First, Jesus is insisting that He is your Sustenance – he’s the true supplier of life. See, without Jesus, we’re as good as dead. Without Jesus, we have a Scarlet Letter of Guilt stamped on our hearts; we’re defiled by our selfish desires. [Without Jesus] we deserve death.

But we don’t have to be “without Jesus.” Jesus died to pay the penalty for our guilt, and he has risen from the dead to secure immortal life for himself, and for us. And  Jesus calls to us, through His Word, to share in His life – to take him into our hearts, just as we take bread into our mouths.

Jesus himself is the spiritual bread we need for life. He’s not just reserved for special meals or holidays – he’s not the sirloin steak or baklava of life. No, Jesus is our bread – our staple food. We need him daily.

Each day, as we walk with him and trust him, he nourishes our souls. He gives us the grace to love what God loves, to despise what God despises, to do what God commands, to reject what God forbids, and to persist in these things. And this life that Jesus gives isn’t momentary. The life he has obtained for us is eternal. Our bodies will be raised from death, and we will live with him, never to die again, in a new heavens and new earth. Jesus is sustenance. He sustains us with true, unending life.

Second, Jesus being the bread of life means that Jesus is sufficient. Notice here – Jesus says whoever comes to him shall not hunger. Whoever believes in him shall never thirst. Notice how completely Jesus addresses our emptiness. He isn’t just one course of the meal, or one option of breakfast cereal from the grocery store. He’s an all you can eat buffet! Our souls don’t need Jesus + something else in order to take hold of life. No, Jesus is everything.

Third and finally, Jesus is also satisfying. The hungering and thirsting of our innermost being is resolved in Christ, because it’s through Christ that our guilty consciences are washed clean, our anxieties are laid to rest, we acquire peace with God and pleasures at his right hand, and all our present and real sufferings are swallowed up by something more permanent and precious – the expectation of future glory. Jesus isn’t promising here we’ll never experience physical hunger, or that we’ll never experience grief or pain. But he’s promising that even in our daily hardships, Christ can meet us there and satisfy us. Jesus is a fortress that will never fall, a foundation that will never crack, a fountain that will never run dry. And if he provides satisfaction and strength to our souls in this life, how much more will we enjoy satisfaction forever in the ages to come, when every sin is banished, every enemy is defeated, and every tear is wiped away? [Whoever comes to me shall never hunger. Whoever believes in me shall never thirst!].

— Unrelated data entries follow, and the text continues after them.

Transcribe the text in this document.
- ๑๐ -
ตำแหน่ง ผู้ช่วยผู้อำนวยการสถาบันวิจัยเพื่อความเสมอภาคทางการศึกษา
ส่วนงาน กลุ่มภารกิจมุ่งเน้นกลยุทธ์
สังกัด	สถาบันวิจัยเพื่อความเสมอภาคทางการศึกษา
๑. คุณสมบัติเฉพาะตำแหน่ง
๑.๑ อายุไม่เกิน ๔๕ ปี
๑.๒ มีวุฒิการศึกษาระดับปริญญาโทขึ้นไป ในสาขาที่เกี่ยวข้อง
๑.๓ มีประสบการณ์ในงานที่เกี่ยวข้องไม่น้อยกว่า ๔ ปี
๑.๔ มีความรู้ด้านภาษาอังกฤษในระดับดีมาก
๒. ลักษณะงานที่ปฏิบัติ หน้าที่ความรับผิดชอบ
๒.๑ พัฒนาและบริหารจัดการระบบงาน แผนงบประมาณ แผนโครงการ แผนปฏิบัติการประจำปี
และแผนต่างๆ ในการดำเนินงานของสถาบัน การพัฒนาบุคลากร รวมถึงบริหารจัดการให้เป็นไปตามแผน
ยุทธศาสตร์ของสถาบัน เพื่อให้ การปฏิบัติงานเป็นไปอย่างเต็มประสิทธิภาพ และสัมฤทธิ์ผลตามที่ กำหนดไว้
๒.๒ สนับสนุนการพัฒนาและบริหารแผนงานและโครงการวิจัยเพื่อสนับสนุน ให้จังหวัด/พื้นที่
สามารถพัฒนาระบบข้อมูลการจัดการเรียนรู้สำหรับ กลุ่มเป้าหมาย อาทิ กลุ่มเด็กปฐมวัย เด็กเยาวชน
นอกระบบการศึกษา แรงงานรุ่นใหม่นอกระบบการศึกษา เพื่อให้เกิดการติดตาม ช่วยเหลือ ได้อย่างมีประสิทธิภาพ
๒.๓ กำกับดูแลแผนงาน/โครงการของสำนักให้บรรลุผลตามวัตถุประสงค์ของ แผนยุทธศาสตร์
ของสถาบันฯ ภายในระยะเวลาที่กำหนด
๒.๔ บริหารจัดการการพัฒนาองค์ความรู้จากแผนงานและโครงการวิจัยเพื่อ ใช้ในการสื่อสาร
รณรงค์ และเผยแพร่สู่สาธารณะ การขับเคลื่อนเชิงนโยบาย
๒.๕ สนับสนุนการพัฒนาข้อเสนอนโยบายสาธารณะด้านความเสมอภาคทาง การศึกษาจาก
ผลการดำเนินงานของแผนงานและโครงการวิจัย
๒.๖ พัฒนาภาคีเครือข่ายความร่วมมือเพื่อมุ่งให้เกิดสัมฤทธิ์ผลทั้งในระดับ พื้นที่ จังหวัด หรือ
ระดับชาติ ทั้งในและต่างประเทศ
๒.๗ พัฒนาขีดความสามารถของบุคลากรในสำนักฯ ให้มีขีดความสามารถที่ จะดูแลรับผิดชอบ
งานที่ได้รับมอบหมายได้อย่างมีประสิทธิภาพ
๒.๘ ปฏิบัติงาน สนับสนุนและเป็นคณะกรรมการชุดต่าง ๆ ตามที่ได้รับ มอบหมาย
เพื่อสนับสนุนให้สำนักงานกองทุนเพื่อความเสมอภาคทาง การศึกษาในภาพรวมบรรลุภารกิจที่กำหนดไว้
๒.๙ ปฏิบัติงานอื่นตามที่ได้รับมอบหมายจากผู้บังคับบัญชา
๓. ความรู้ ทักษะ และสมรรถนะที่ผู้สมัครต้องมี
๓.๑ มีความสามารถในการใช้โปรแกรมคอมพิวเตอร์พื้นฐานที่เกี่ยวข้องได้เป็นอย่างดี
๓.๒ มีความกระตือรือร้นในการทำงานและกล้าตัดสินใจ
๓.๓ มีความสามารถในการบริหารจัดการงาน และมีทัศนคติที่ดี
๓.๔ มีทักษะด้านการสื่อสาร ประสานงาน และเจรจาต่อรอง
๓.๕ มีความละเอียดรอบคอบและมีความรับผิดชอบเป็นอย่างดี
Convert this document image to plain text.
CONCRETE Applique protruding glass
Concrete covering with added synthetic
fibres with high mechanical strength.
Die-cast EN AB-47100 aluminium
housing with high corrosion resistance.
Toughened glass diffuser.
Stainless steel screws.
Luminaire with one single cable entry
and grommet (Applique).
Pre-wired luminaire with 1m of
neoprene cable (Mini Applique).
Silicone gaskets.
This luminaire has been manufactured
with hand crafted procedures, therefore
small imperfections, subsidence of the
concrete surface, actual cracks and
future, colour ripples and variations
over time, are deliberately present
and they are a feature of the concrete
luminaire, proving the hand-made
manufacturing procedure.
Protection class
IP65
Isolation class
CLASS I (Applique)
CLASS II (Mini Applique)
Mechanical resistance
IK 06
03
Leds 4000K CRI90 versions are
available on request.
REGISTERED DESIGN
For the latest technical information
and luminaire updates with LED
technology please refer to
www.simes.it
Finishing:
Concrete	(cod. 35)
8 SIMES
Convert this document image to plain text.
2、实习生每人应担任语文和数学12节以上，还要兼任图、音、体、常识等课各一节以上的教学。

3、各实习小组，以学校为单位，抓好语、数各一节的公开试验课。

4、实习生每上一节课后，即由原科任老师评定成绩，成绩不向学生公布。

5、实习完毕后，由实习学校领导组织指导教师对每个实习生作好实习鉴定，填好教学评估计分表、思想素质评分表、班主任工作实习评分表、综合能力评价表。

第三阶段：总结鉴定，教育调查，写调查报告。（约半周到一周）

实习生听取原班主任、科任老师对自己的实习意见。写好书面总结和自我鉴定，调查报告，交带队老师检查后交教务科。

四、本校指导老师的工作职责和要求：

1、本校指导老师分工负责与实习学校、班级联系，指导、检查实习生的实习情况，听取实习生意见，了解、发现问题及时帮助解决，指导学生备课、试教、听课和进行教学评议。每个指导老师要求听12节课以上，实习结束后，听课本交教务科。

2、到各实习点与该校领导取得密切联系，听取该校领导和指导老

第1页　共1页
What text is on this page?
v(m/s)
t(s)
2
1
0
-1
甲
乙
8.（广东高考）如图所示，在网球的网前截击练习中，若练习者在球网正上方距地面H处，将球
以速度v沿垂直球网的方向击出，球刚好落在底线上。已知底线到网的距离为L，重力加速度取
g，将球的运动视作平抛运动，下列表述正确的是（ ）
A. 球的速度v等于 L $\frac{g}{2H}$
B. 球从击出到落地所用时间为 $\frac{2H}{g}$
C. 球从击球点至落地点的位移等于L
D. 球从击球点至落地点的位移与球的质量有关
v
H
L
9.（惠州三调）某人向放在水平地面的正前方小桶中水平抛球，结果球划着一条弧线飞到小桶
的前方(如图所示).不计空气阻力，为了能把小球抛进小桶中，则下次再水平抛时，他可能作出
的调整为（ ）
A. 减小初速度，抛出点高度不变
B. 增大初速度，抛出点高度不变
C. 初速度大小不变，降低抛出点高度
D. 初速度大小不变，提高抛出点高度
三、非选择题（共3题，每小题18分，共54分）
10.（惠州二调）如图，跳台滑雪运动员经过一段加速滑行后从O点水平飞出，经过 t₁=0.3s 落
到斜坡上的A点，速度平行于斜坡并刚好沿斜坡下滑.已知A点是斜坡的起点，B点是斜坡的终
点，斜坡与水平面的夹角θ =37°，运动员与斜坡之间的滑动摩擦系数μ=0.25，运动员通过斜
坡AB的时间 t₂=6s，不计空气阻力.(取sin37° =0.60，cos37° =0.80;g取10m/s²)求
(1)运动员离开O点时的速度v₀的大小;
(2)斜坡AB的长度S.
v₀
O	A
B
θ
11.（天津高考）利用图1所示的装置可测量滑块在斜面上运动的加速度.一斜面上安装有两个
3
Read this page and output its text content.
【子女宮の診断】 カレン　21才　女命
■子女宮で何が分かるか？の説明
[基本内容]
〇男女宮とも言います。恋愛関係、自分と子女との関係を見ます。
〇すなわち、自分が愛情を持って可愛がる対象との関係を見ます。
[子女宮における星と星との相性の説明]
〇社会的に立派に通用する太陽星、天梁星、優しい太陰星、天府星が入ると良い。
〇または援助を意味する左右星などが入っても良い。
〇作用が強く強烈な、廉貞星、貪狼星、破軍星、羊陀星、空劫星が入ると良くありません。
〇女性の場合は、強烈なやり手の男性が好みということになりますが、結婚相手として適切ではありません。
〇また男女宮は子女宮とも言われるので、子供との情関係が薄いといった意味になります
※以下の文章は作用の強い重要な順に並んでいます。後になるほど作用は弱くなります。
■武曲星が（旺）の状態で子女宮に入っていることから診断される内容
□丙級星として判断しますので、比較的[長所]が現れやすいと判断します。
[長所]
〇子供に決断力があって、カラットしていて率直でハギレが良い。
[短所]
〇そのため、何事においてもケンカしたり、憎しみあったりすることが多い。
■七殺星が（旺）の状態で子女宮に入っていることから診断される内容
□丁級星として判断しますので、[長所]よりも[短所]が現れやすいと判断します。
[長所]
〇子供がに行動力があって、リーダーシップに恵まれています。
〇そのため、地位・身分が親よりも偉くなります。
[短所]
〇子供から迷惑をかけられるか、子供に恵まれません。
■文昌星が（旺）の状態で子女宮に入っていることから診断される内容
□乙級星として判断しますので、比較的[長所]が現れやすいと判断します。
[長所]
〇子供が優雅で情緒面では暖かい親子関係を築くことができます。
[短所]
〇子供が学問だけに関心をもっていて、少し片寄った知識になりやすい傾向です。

Jesus is the bread of life, who came down from heaven, not just to feed thousands of people for 40 years like Moses – but he came so that countless millions of people from every race, ethnicity, and nation would gain immortality and fullness of life forever. So let’s not work for the food that perishes, but let’s believe in Him whom God has sent, who has come down from heaven, and who gives true life.